Linked healthcare databases from five provinces representing approximately 85 % of the Canadian population were used. Multiple algorithms combining hospitalizations, physician visits, and osteoporosis prescription drug dispensations were evaluated in each province. The adopted algorithms for diagnosed osteoporosis and incident fractures combined hospitalizations and physician visits based on 3 years and 1 year of data, respectively. Sex-specific age-standardized osteoporosis prevalence and fracture incidence rates were estimated for each province from 1995/1996 to 2007/2008.
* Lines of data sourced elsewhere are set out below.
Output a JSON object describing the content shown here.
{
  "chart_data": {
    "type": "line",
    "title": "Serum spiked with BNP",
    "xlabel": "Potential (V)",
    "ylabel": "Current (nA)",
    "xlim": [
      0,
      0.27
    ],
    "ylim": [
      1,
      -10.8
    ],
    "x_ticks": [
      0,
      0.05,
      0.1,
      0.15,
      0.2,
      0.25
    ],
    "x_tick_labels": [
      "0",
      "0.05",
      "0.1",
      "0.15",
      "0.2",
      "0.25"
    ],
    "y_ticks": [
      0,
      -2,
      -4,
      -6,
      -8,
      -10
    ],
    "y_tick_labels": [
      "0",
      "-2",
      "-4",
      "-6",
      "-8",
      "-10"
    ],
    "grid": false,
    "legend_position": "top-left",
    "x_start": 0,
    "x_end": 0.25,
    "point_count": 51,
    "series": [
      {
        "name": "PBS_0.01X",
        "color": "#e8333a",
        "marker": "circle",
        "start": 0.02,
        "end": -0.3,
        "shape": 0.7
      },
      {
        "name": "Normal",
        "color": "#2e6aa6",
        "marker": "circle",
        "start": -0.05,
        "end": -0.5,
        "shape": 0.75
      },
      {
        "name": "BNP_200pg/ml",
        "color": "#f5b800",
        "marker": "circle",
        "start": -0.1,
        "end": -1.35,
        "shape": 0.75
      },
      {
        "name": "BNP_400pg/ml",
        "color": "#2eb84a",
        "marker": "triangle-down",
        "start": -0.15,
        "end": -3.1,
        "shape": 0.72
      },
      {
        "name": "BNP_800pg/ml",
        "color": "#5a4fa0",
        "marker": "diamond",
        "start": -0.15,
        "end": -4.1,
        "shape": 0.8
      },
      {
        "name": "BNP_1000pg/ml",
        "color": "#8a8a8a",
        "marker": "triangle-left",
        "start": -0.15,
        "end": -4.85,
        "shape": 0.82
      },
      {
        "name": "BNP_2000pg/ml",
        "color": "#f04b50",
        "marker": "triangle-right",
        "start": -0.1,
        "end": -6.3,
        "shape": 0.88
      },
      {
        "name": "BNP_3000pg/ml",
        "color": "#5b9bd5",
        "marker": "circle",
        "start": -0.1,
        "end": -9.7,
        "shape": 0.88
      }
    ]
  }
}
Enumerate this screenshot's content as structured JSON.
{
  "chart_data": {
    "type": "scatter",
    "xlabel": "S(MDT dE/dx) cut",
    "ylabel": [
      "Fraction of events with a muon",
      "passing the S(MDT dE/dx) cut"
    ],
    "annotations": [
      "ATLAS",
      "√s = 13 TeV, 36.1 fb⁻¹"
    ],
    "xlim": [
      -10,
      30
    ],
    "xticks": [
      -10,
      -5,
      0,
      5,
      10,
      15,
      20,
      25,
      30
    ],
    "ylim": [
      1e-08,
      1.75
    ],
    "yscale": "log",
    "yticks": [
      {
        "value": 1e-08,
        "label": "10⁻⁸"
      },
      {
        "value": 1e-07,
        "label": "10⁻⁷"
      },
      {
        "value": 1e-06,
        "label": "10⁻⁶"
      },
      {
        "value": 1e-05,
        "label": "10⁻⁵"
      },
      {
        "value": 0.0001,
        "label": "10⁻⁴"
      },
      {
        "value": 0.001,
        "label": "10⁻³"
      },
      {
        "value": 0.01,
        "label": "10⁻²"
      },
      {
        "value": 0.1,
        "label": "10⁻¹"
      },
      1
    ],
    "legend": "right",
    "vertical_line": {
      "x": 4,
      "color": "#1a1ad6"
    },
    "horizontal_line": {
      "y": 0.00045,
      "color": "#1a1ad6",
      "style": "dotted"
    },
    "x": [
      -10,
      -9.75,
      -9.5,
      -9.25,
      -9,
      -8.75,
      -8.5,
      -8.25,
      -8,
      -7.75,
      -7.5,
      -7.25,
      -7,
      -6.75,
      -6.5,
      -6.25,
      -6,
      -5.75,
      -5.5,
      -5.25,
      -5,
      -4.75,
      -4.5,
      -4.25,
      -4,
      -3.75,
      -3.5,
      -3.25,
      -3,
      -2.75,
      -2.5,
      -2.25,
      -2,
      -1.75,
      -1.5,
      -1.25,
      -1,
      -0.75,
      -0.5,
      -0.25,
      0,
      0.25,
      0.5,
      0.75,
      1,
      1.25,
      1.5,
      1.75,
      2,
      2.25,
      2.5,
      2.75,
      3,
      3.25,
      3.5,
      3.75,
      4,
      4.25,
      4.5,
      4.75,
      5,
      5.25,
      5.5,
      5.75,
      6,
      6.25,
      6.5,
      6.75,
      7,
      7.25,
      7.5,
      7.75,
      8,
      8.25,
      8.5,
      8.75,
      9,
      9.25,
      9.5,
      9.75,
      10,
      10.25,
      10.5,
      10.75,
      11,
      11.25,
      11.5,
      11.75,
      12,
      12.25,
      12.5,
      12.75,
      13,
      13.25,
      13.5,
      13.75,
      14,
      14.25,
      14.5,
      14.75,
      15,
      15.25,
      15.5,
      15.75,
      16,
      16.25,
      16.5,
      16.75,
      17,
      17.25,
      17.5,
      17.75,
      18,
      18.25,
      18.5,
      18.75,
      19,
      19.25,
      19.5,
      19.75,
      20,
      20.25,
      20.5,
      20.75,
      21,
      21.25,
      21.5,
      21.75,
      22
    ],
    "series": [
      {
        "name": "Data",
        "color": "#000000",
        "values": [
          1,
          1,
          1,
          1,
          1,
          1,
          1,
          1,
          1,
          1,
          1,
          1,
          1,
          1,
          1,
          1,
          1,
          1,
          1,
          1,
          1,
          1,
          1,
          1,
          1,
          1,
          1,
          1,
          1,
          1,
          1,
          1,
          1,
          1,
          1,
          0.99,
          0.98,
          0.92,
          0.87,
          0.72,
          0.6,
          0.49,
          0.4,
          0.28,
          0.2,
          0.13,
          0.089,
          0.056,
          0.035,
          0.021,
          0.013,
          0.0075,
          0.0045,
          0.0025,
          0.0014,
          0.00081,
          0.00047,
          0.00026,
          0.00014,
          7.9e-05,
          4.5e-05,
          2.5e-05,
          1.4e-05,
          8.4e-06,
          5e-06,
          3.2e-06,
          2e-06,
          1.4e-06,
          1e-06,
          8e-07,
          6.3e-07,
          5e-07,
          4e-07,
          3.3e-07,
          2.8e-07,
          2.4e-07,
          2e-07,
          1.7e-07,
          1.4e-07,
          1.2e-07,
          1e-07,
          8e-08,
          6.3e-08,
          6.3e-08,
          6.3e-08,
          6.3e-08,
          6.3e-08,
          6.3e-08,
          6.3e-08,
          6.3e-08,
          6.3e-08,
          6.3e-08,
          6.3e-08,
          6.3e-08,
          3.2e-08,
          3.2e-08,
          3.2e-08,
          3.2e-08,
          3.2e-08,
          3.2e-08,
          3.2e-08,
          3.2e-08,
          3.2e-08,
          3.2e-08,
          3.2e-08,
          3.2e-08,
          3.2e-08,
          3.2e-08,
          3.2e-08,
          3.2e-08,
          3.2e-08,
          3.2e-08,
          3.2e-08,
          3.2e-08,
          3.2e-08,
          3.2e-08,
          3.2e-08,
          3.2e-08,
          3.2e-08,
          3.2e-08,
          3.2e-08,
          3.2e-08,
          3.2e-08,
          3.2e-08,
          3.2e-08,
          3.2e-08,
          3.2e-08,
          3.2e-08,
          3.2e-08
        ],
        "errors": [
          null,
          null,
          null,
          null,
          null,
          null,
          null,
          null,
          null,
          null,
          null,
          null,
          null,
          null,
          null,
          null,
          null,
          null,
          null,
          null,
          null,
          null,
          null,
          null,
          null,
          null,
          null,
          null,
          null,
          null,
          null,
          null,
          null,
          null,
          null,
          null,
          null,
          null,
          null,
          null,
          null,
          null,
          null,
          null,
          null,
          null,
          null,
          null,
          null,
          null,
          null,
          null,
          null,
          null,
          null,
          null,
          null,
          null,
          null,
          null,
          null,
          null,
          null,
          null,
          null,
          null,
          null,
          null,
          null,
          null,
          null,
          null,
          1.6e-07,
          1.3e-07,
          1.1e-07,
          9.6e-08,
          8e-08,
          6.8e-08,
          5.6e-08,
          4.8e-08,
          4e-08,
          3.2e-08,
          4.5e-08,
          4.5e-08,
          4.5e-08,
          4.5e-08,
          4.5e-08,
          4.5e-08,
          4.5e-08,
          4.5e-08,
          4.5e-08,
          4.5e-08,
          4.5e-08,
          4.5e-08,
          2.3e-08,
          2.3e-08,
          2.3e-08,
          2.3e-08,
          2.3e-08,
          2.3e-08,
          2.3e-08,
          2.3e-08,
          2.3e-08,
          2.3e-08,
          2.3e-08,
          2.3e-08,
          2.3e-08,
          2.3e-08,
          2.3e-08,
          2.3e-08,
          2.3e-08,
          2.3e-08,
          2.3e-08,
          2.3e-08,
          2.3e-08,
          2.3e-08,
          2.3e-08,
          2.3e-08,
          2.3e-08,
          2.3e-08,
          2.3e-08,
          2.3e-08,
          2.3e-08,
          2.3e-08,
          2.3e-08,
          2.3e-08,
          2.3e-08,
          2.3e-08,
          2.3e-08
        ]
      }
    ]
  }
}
Age-standardized prevalence of diagnosed osteoporosis in those ≥50 years increased over the study period but stabilized in the most recent years. Using the adopted algorithm produced provincial estimates ranging from 5.6 to 10.5 % for 2007/2008, with consistent age and sex patterns across provinces. The use of osteoporosis drug data resulted in higher osteoporosis estimates compared with estimates without drug data. Age-standardized incidence of fractures in those ≥40 years showed similar age and sex patterns across all provinces. The highest level of agreement among provinces was for hip and humerus fracture rates, with wider provincial variation for forearm, vertebra, and pelvis fractures.


Our results are consistent with previous validation works and confirm that the algorithms adopted will be suitable for the national monitoring of diagnosed osteoporosis and related fractures. A similar approach may be applicable to other countries with high-quality administrative data.